Soon, the national candidates will send their waves and swim across the archipelago to win the votes of the powerful electorate. But this election will surely be different. What will make the elections change is on how the millennials and the Gen Zers are seeing leaders, leadership and their power to choose.
Social Media Battle
The social media has become the new marketplace of ideas where political camps employ worshippers and bashers alike. They are engaging virtual battles, which heat up the sizzling summer and saturating the already-cluttered virtual space. From awkward Tiktok videos to the “feeling celebrity” videos, the aspiring public servants want to gain the attention of the voters. They are also riding on every opportunity to show off their engagement, including the community pantry and other activities in theme. Their messaging lacks the substance, not because it has no content, but because of the messenger who cannot connect with their audience who are aware of their fake communication strategies.
The same social media, which politicians are using, is the same social media that makes the general and discerning publics well informed. These politicians should learn the snake pit of social media, otherwise, they will be victims of their own ignorance.
The social media will be a major platform for the candidates to connect with the public. They should consult digital marketing experts instead of events organizers. They should find authentic endorsers and influencers in the community not anymore celebrity endorsers whose special media impact may not translate to votes.

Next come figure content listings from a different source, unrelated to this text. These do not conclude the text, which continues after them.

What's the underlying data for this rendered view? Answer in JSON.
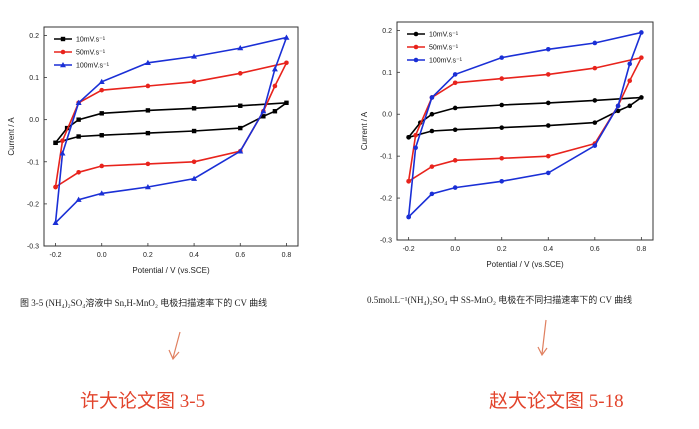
{
  "left_panel": {
    "caption": "图 3-5 (NH₄)₂SO₄溶液中 Sn,H-MnO₂ 电极扫描速率下的 CV 曲线",
    "footer": "许大论文图 3-5"
  },
  "right_panel": {
    "caption": "0.5mol.L⁻¹(NH₄)₂SO₄ 中 SS-MnO₂ 电极在不同扫描速率下的 CV 曲线",
    "footer": "赵大论文图 5-18"
  },
  "chart_data": [
    {
      "type": "line",
      "title": "",
      "xlabel": "Potential / V (vs.SCE)",
      "ylabel": "Current / A",
      "xlim": [
        -0.25,
        0.85
      ],
      "ylim": [
        -0.3,
        0.22
      ],
      "xticks": [
        -0.2,
        0.0,
        0.2,
        0.4,
        0.6,
        0.8
      ],
      "xtick_labels": [
        "-0.2",
        "0.0",
        "0.2",
        "0.4",
        "0.6",
        "0.8"
      ],
      "yticks": [
        -0.3,
        -0.2,
        -0.1,
        0.0,
        0.1,
        0.2
      ],
      "ytick_labels": [
        "-0.3",
        "-0.2",
        "-0.1",
        "0.0",
        "0.1",
        "0.2"
      ],
      "legend_position": "top-left",
      "series": [
        {
          "name": "10mV.s⁻¹",
          "color": "#000000",
          "marker": "square",
          "upper": [
            [
              -0.2,
              -0.055
            ],
            [
              -0.15,
              -0.02
            ],
            [
              -0.1,
              0.0
            ],
            [
              0.0,
              0.015
            ],
            [
              0.2,
              0.022
            ],
            [
              0.4,
              0.027
            ],
            [
              0.6,
              0.033
            ],
            [
              0.8,
              0.04
            ]
          ],
          "lower": [
            [
              0.8,
              0.04
            ],
            [
              0.75,
              0.02
            ],
            [
              0.7,
              0.008
            ],
            [
              0.6,
              -0.02
            ],
            [
              0.4,
              -0.027
            ],
            [
              0.2,
              -0.032
            ],
            [
              0.0,
              -0.037
            ],
            [
              -0.1,
              -0.04
            ],
            [
              -0.2,
              -0.055
            ]
          ]
        },
        {
          "name": "50mV.s⁻¹",
          "color": "#e8231c",
          "marker": "circle",
          "upper": [
            [
              -0.2,
              -0.16
            ],
            [
              -0.17,
              -0.05
            ],
            [
              -0.1,
              0.04
            ],
            [
              0.0,
              0.07
            ],
            [
              0.2,
              0.08
            ],
            [
              0.4,
              0.09
            ],
            [
              0.6,
              0.11
            ],
            [
              0.8,
              0.135
            ]
          ],
          "lower": [
            [
              0.8,
              0.135
            ],
            [
              0.75,
              0.08
            ],
            [
              0.7,
              0.02
            ],
            [
              0.6,
              -0.075
            ],
            [
              0.4,
              -0.1
            ],
            [
              0.2,
              -0.105
            ],
            [
              0.0,
              -0.11
            ],
            [
              -0.1,
              -0.125
            ],
            [
              -0.2,
              -0.16
            ]
          ]
        },
        {
          "name": "100mV.s⁻¹",
          "color": "#1a2fd6",
          "marker": "triangle",
          "upper": [
            [
              -0.2,
              -0.245
            ],
            [
              -0.17,
              -0.08
            ],
            [
              -0.1,
              0.04
            ],
            [
              0.0,
              0.09
            ],
            [
              0.2,
              0.135
            ],
            [
              0.4,
              0.15
            ],
            [
              0.6,
              0.17
            ],
            [
              0.8,
              0.195
            ]
          ],
          "lower": [
            [
              0.8,
              0.195
            ],
            [
              0.75,
              0.12
            ],
            [
              0.7,
              0.02
            ],
            [
              0.6,
              -0.075
            ],
            [
              0.4,
              -0.14
            ],
            [
              0.2,
              -0.16
            ],
            [
              0.0,
              -0.175
            ],
            [
              -0.1,
              -0.19
            ],
            [
              -0.2,
              -0.245
            ]
          ]
        }
      ]
    },
    {
      "type": "line",
      "title": "",
      "xlabel": "Potential / V (vs.SCE)",
      "ylabel": "Current / A",
      "xlim": [
        -0.25,
        0.85
      ],
      "ylim": [
        -0.3,
        0.22
      ],
      "xticks": [
        -0.2,
        0.0,
        0.2,
        0.4,
        0.6,
        0.8
      ],
      "xtick_labels": [
        "-0.2",
        "0.0",
        "0.2",
        "0.4",
        "0.6",
        "0.8"
      ],
      "yticks": [
        -0.3,
        -0.2,
        -0.1,
        0.0,
        0.1,
        0.2
      ],
      "ytick_labels": [
        "-0.3",
        "-0.2",
        "-0.1",
        "0.0",
        "0.1",
        "0.2"
      ],
      "legend_position": "top-left",
      "series": [
        {
          "name": "10mV.s⁻¹",
          "color": "#000000",
          "marker": "circle",
          "upper": [
            [
              -0.2,
              -0.055
            ],
            [
              -0.15,
              -0.02
            ],
            [
              -0.1,
              0.0
            ],
            [
              0.0,
              0.015
            ],
            [
              0.2,
              0.022
            ],
            [
              0.4,
              0.027
            ],
            [
              0.6,
              0.033
            ],
            [
              0.8,
              0.04
            ]
          ],
          "lower": [
            [
              0.8,
              0.04
            ],
            [
              0.75,
              0.02
            ],
            [
              0.7,
              0.008
            ],
            [
              0.6,
              -0.02
            ],
            [
              0.4,
              -0.027
            ],
            [
              0.2,
              -0.032
            ],
            [
              0.0,
              -0.037
            ],
            [
              -0.1,
              -0.04
            ],
            [
              -0.2,
              -0.055
            ]
          ]
        },
        {
          "name": "50mV.s⁻¹",
          "color": "#e8231c",
          "marker": "circle",
          "upper": [
            [
              -0.2,
              -0.16
            ],
            [
              -0.17,
              -0.05
            ],
            [
              -0.1,
              0.04
            ],
            [
              0.0,
              0.075
            ],
            [
              0.2,
              0.085
            ],
            [
              0.4,
              0.095
            ],
            [
              0.6,
              0.11
            ],
            [
              0.8,
              0.135
            ]
          ],
          "lower": [
            [
              0.8,
              0.135
            ],
            [
              0.75,
              0.08
            ],
            [
              0.7,
              0.02
            ],
            [
              0.6,
              -0.07
            ],
            [
              0.4,
              -0.1
            ],
            [
              0.2,
              -0.105
            ],
            [
              0.0,
              -0.11
            ],
            [
              -0.1,
              -0.125
            ],
            [
              -0.2,
              -0.16
            ]
          ]
        },
        {
          "name": "100mV.s⁻¹",
          "color": "#1a2fd6",
          "marker": "circle",
          "upper": [
            [
              -0.2,
              -0.245
            ],
            [
              -0.17,
              -0.08
            ],
            [
              -0.1,
              0.04
            ],
            [
              0.0,
              0.095
            ],
            [
              0.2,
              0.135
            ],
            [
              0.4,
              0.155
            ],
            [
              0.6,
              0.17
            ],
            [
              0.8,
              0.195
            ]
          ],
          "lower": [
            [
              0.8,
              0.195
            ],
            [
              0.75,
              0.12
            ],
            [
              0.7,
              0.02
            ],
            [
              0.6,
              -0.075
            ],
            [
              0.4,
              -0.14
            ],
            [
              0.2,
              -0.16
            ],
            [
              0.0,
              -0.175
            ],
            [
              -0.1,
              -0.19
            ],
            [
              -0.2,
              -0.245
            ]
          ]
        }
      ]
    }
  ],
  "colors": {
    "footer_text": "#e2442c",
    "arrow": "#e08060"
  }
}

The Missing Parts of the Puzzle
Authenticity and consistency are the missing parts of the puzzle. The authenticity and consistency are important elements of trust. Consistency is actually the cornerstone of trust. Trust is something gained, not solicited. Other politicians are like beggars of trust and are willing to risk the ridicule of the most powerful people in 2022 – the electorate. These are rare moments when the ordinary people become powerful for one special day. And that day will spell the power that will be upon this aspiring “public servant” who will spend three years of power and might.
At the onset of the pandemic, these politicians should have engaged in an authentic and honest-to-goodness pursuit of service. They should have taken advantage of the moment when their help was needed most. It is in crisis moment when the leaders shine brightest. It is the rough seas that define the best sailors.
Many politicians waited for this political season, which does not create an authentic environment to communicate genuine concern and care. Those who were felt during the lowest point of this pandemic experience will benefit from the recall of the authentic leadership that will be trusted.
The pandemic experience must have taught the Filipinos the best lessons of leadership. The rock bottom situation experienced by the Filipinos must have awakened the value of every single vote cast during election day. The value of service is not equated with its worth but with the intention for extending such. And it is never easy to fake that. Filipinos must have learned.
The real leaders are those who can communicate the vision that is shared by the people. And as the pandemic isn’t over yet, the search is still on as to who can best lead. The politicians should reinvent themselves based on the reflection of why they run for a position and what footprints they are intending to make along the way. And the answer “to serve,” isn’t something proven after the person is vested the trust. The willingness to serve becomes an antecedent to the trust that the electorate may give and translate in terms of votes.